Sometime in the last several months, I watched a home video at my in-law’s house. I would venture to say that my mother-in-law feels about the same way that I do in regards to capturing memories, as she too captures lots of photos and events for our family. What I saw that day was a video of my husband as a little boy and his two sisters, dancing around with their dad singing Rocky Top (all very big Vols fans). They currently live in the same house as they did then, but everything was different. This was just a normal day, not Christmas morning or a birthday. Just a moment of fun and laughter and love, and they captured it…and then they shared it with me. I loved it; it made my heart swell watching people who I love so much dancing around 20 years ago. I guarantee you that my mother-in-law does not regret capturing that moment all those years ago now that her babies are grown with their own babies.

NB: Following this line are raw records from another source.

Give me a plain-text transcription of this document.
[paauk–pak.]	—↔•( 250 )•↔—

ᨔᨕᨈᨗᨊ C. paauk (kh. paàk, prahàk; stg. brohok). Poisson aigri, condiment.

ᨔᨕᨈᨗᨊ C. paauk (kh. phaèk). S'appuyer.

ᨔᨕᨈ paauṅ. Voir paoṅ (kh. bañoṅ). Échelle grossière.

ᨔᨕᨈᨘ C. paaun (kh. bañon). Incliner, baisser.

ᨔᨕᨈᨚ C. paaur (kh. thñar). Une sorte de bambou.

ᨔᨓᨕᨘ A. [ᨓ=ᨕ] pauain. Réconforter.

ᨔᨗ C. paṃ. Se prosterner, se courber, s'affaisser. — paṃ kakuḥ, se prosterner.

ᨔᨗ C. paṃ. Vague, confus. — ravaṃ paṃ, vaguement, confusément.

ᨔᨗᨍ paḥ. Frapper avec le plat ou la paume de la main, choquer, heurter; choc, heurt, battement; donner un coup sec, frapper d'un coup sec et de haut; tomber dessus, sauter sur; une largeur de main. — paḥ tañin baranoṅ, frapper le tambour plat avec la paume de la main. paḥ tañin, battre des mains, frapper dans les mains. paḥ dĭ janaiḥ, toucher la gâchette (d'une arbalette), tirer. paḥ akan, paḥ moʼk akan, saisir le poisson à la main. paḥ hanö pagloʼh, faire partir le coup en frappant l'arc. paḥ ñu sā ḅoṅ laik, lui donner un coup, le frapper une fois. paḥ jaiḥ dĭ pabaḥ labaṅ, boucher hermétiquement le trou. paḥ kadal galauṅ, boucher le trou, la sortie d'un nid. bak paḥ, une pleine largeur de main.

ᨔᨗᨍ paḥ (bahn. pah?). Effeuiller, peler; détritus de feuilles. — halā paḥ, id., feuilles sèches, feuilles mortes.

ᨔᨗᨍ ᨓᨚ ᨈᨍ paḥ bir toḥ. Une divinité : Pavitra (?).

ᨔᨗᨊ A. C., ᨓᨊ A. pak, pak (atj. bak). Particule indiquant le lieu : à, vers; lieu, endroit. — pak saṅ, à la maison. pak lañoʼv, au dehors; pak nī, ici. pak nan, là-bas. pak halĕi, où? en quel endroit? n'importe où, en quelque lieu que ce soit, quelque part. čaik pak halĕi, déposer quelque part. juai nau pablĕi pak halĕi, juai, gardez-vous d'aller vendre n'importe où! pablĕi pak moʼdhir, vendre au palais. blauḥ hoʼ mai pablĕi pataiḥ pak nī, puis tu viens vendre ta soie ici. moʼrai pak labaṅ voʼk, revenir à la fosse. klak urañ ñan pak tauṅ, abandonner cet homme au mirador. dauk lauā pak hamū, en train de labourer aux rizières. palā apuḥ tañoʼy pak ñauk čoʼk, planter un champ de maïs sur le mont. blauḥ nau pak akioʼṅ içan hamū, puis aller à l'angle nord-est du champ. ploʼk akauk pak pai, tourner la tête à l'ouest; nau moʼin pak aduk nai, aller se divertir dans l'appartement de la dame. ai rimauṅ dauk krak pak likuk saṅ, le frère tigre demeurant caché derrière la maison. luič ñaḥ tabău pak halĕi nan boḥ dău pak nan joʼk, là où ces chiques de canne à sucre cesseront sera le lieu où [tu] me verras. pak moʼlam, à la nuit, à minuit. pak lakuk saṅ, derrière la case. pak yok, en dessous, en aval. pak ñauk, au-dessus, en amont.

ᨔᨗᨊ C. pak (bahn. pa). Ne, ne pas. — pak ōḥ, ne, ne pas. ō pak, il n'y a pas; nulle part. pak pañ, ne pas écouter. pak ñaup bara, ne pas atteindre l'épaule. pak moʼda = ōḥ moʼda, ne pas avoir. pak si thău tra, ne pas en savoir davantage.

On my mom’s side of the family, we are big fans of slideshows. My mom and my aunt can put together some absolutely perfect slideshows that will just wreck your heart (in the best way). A walk down memory lane mashed with the perfect song, wouldn’t happen without the photo to go with it. Am I going to make a slideshow with all 700 photos that I took this holiday season? No, probably not, but some of those photos will come up. Some of them will be cherished for the rest of our life. The fewer I take, the fewer I capture. I never know if that’s going to be the last time I see a family baby crawl across the floor before they walk or if we will all get to be together next year.
My uncle is in a bad way now, and this might have been the last time I will have heard him pick a banjo with his talented fingers, or play music with my whole family. I don’t regret for a moment capturing the happiness on my husband’s face as he got pelted with a snowball. I love looking back on the happiness of family doing normal things, playing a game, talking and cooking, just being together. I relish capturing the sweetness on my daughter’s face when she opens a gift she loves or enjoying her gifts.
I don’t normally comment on blogs, but your post hit a cord in me. I too read all the articles about being in the moment and it made me feel like i was taking too many photos. But I love photos. Like you, I love reliving those happy memories and letting my kids see how they used to be. I love that facebook actually has the memories tab. 6 years ago, my daughter was baptized and I had a dear friend who came and filmed the whole thing for me. She posted it and tagged me and it came across my memories. My daughter is about to turn 15 and I shared the post and tagged her and she was delighted to see herself getting baptized and it reminded her of the best decision she ever made. It served a reminder and a sweet memory for the both of us. She is my only daughter and my son is already 6 and growing up so fast. by taking pictures I feel like I get to hold onto his childhood a bit longer and then revisit it with him when he gets older. Plus, my mother in law has dementia and so those early videos of him with her are that much more special since she has trouble remembering who he is. So thank you for this post. Now, i don’t feel guilty of stepping back and taking a photo and then rejoining in the fun. I have never felt like I was missing the moment. I was there, just recording it for later.